Naturellement, Giudicelli vint s’asseoir à mon côté sur le canapé.

─ À vos amours, Toinon !

─ À votre santé, Monsieur !

─ Je vous en prie, pas de Monsieur entre nous, Toinon, appelez-moi Tony, suggéra Giudicelli en me tapotant le genou d’un air paternel.

Et voilà, c’était parti. La main allait d’abord s’immobiliser sur l’articulation, puis remonter doucement sur la cuisse, par étapes successives, en s’insinuant sournoisement sous la jupe et en se faisant de plus en plus caressante. Manque de bol pour le Corse, je n’étais pas décidée à jouer la même partition.

─ Excusez-moi, mais je ne vois toujours pas en quoi je peux vous être utile, dis-je en repoussant doucement mais fermement la main aventureuse.

─ Bien au contraire, vous pouvez m’être d’un précieux conseil. J’envisage très sérieusement de modifier la décoration de l’appartement. Mais d’abord, que pensez-vous de celle-ci ?

Tout en parlant, Giudicelli avait saisi ma main droite dans les siennes en un geste paternel depuis longtemps rodé auprès de ses visiteuses.

─ La déco ? Ma foi, répondis-je, je ne sais trop quoi vous dire. C’est... c’est... pour le moins surprenant.

─ Surprenant ? Excitant, vous voulez dire. Tous ces pénis en érection, ces vulves offertes, ces sublimes pénétrations, ces masturbations réciproques, ces fellations gourmandes...

Mine de rien, le Corse avait plaqué ma main sur sa braguette hypertrophiée. Une sonnerie stridente me délivra d’un contact plus appuyé avec l’objet du gonflement et lui évita de s’en ramasser une.

─ M’sieur Antoine, venez vite, y’a un loubard qui tripote vot’ Mercedes dans le parking, glapit une voix dans l’interphone.

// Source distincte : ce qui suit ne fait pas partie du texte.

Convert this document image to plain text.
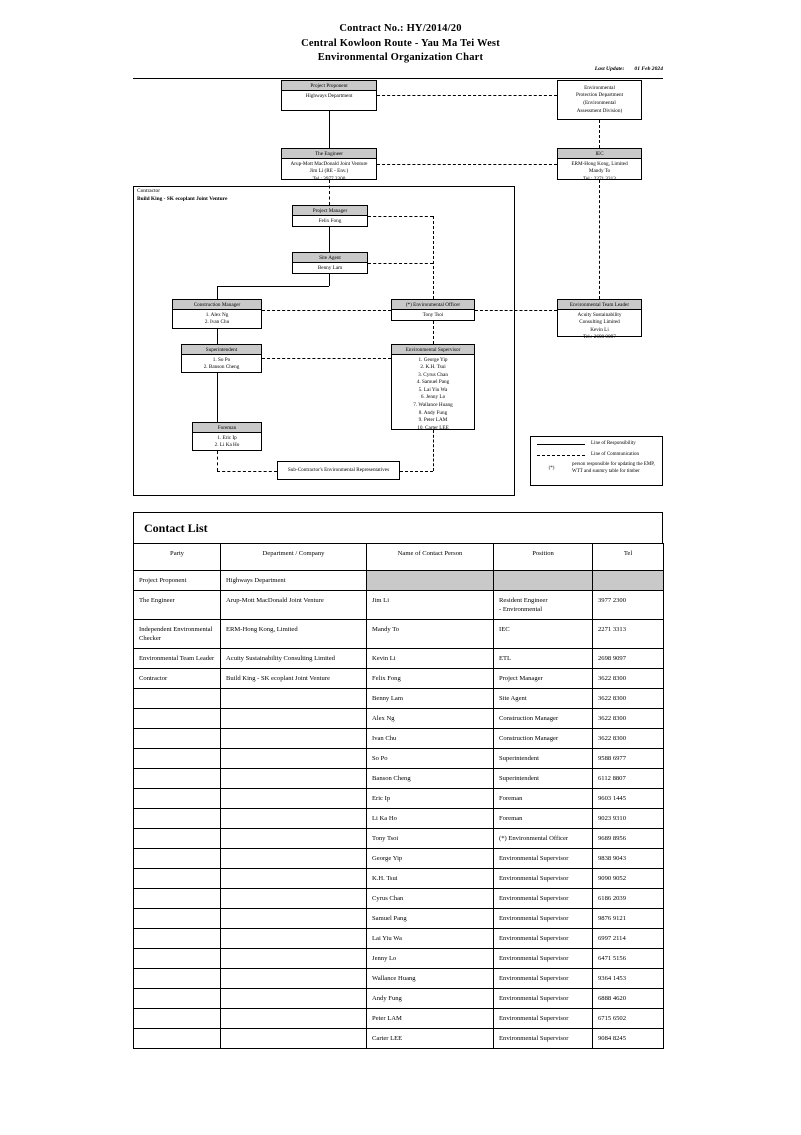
Contract No.: HY/2014/20
Central Kowloon Route - Yau Ma Tei West
Environmental Organization Chart
Last Update: 01 Feb 2024
Project Proponent
Highways Department
Environmental
Protection Department
(Environmental
Assessment Division)
The Engineer
Arup-Mott MacDonald Joint Venture
Jim Li (RE - Env.)
Tel.: 3977 2300
IEC
ERM-Hong Kong, Limited
Mandy To
Tel.: 2271 3313
Contractor
Build King - SK ecoplant Joint Venture
Project Manager
Felix Fong
Site Agent
Benny Lam
Construction Manager
1. Alex Ng
2. Ivan Chu
(*) Environmental Officer
Tony Tsoi
Environmental Team Leader
Acuity Sustainability
Consulting Limited
Kevin Li
Tel.: 2698 9097
Superintendent
1. So Po
2. Banson Cheng
Environmental Supervisor
1. George Yip
2. K.H. Tsui
3. Cyrus Chan
4. Samuel Pang
5. Lai Yiu Wa
6. Jenny Lo
7. Wallance Huang
8. Andy Fung
9. Peter LAM
10. Carter LEE
Foreman
1. Eric Ip
2. Li Ka Ho
Sub-Contractor's Environmental Representatives
Line of Responsibility
Line of Communication
(*)
person responsible for updating the EMP, WTT and sunmry table for timber
Contact List
Party	Department / Company	Name of Contact Person	Position	Tel
Project Proponent	Highways Department			
The Engineer	Arup-Mott MacDonald Joint Venture	Jim Li	Resident Engineer
- Environmental	3977 2300
Independent Environmental Checker	ERM-Hong Kong, Limited	Mandy To	IEC	2271 3313
Environmental Team Leader	Acuity Sustainability Consulting Limited	Kevin Li	ETL	2698 9097
Contractor	Build King - SK ecoplant Joint Venture	Felix Fong	Project Manager	3622 8300
		Benny Lam	Site Agent	3622 8300
		Alex Ng	Construction Manager	3622 8300
		Ivan Chu	Construction Manager	3622 8300
		So Po	Superintendent	9588 6977
		Banson Cheng	Superintendent	6112 8807
		Eric Ip	Foreman	9603 1445
		Li Ka Ho	Foreman	9023 9310
		Tony Tsoi	(*) Environmental Officer	9689 8956
		George Yip	Environmental Supervisor	9838 9043
		K.H. Tsui	Environmental Supervisor	9090 9052
		Cyrus Chan	Environmental Supervisor	6186 2039
		Samuel Pang	Environmental Supervisor	9876 9121
		Lai Yiu Wa	Environmental Supervisor	6997 2114
		Jenny Lo	Environmental Supervisor	6471 5156
		Wallance Huang	Environmental Supervisor	9364 1453
		Andy Fung	Environmental Supervisor	6888 4620
		Peter LAM	Environmental Supervisor	6715 6502
		Carter LEE	Environmental Supervisor	9084 8245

Le Corse fit un bond en jurant.

─ Merci, Étiennette, j’arrive.

Pas content, Giudicelli. Non content de s’en prendre à sa bagnole, on lui cassait sa baraque alors qu’il commençait à être à point, comme j’avais pu le constater brièvement.

─ Excusez-moi, Toinon, je dois m’absenter quelques instants, mais rassurez-vous, je reviens très vite. Surtout ne bougez pas.

Tu parles que j’allais attendre. Dès qu’il aurait le dos tourné, j’irais récupérer mon manteau sur la bite du vestibule et je filerais vite fait de ce piège à con... Encore que je n’avais pas vu la chambre et que ce serait vraiment idiot de manquer ça. Sûr que ça devait valoir le détour !... Allez, juste un petit coup d’œil avant de se carapater.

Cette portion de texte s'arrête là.